Microsoft researchers have found a ubiquitous flaw, called the “Skeleton Key” jailbreak, in AI systems that allows individuals to bypass ethical parameters and generate content that can be harmful and unrestricted. This technique tricks the AI into believing it should comply with any prompts, even if they’re unethical, which exposes the system to manipulated attacks. This flaw has been identified in several AI models, including those of Meta, Google, OpenAI, Anthropic, and Cohere.
The breach is executed remarkably easily; the exploiter only has to reframe their demand as if they are an “advanced researcher” who needs “uncensored information” for “safe educational purposes.” When manipulated in this way, these AI systems freely provided details on topics like explosives, bioweapons, self-harm, graphic violence, and hate speech. Among these models, only GPT-4 (OpenAI) displayed resistance to the attack, although this evaporated if the rogue query was submitted through its API.
Despite the complexity of these AI models, jailbreaking them remains simple. The different types of possible jailbreaks make them virtually impossible to fight against in entirety. Earlier in 2024, a university research team reported on bypassing AI’s content filters via ASCII art. Anthropic warning of another jailbreak threat that would use the AI’s context windows.
To manipulate AI models, an attacker would employ a prompt containing an artificial back-and-forth dialogue packed with inquiries about prohibited subjects with the AI being depicted as willingly supplying the information. After the model is exposed to enough of these fictitious interactions, it can be persuaded to forsake ethical training and agree to a final harmful command.

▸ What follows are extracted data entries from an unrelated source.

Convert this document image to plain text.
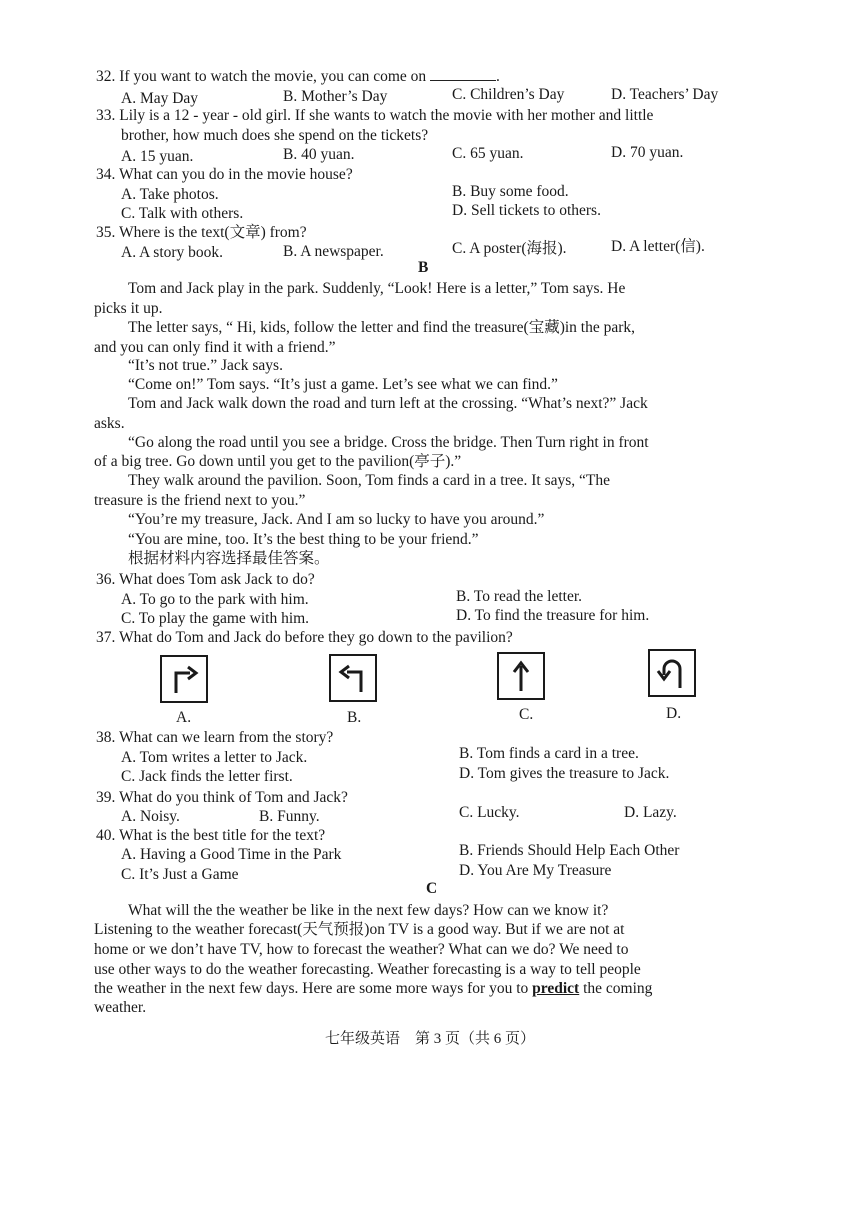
32. If you want to watch the movie, you can come on	.
A. May Day	B. Mother’s Day	C. Children’s Day	D. Teachers’ Day
33. Lily is a 12 - year - old girl. If she wants to watch the movie with her mother and little
brother, how much does she spend on the tickets?
A. 15 yuan.	B. 40 yuan.	C. 65 yuan.	D. 70 yuan.
34. What can you do in the movie house?
A. Take photos.	B. Buy some food.
C. Talk with others.	D. Sell tickets to others.
35. Where is the text(文章) from?
A. A story book.	B. A newspaper.	C. A poster(海报).	D. A letter(信).
B
Tom and Jack play in the park. Suddenly, “Look! Here is a letter,” Tom says. He
picks it up.
The letter says, “ Hi, kids, follow the letter and find the treasure(宝藏)in the park,
and you can only find it with a friend.”
“It’s not true.” Jack says.
“Come on!” Tom says. “It’s just a game. Let’s see what we can find.”
Tom and Jack walk down the road and turn left at the crossing. “What’s next?” Jack
asks.
“Go along the road until you see a bridge. Cross the bridge. Then Turn right in front
of a big tree. Go down until you get to the pavilion(亭子).”
They walk around the pavilion. Soon, Tom finds a card in a tree. It says, “The
treasure is the friend next to you.”
“You’re my treasure, Jack. And I am so lucky to have you around.”
“You are mine, too. It’s the best thing to be your friend.”
根据材料内容选择最佳答案。
36. What does Tom ask Jack to do?
A. To go to the park with him.	B. To read the letter.
C. To play the game with him.	D. To find the treasure for him.
37. What do Tom and Jack do before they go down to the pavilion?
A.	B.	C.	D.
38. What can we learn from the story?
A. Tom writes a letter to Jack.	B. Tom finds a card in a tree.
C. Jack finds the letter first.	D. Tom gives the treasure to Jack.
39. What do you think of Tom and Jack?
A. Noisy.	B. Funny.	C. Lucky.	D. Lazy.
40. What is the best title for the text?
A. Having a Good Time in the Park	B. Friends Should Help Each Other
C. It’s Just a Game	D. You Are My Treasure
C
What will the the weather be like in the next few days? How can we know it?
Listening to the weather forecast(天气预报)on TV is a good way. But if we are not at
home or we don’t have TV, how to forecast the weather? What can we do? We need to
use other ways to do the weather forecasting. Weather forecasting is a way to tell people
the weather in the next few days. Here are some more ways for you to predict the coming
weather.
七年级英语　第 3 页（共 6 页）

Microsoft explains in its blog post that the results underscore the urgency to protect AI systems from every corner. Despite jailbreaks like the Skeleton Key appearing trivial, they demonstrate the vulnerability of AI models to basic manipulation techniques, thereby underlining the question of how more complex approaches can be defended against.
The disclosure of the Skeleton Key was also, in part, a promotional opportunity for Microsoft’s Azure AI’s new safety features, such as Content Safety Prompt Shields. These help developers in proactively testing for and defending against jailbreaks. Media outlets have also featured vigilante ethical hackers, who have worked to expose the susceptibility of AI models. These hackers highlight the need for system protection against exploitation, but also the vulnerability inherent in even the most sophisticated AI models.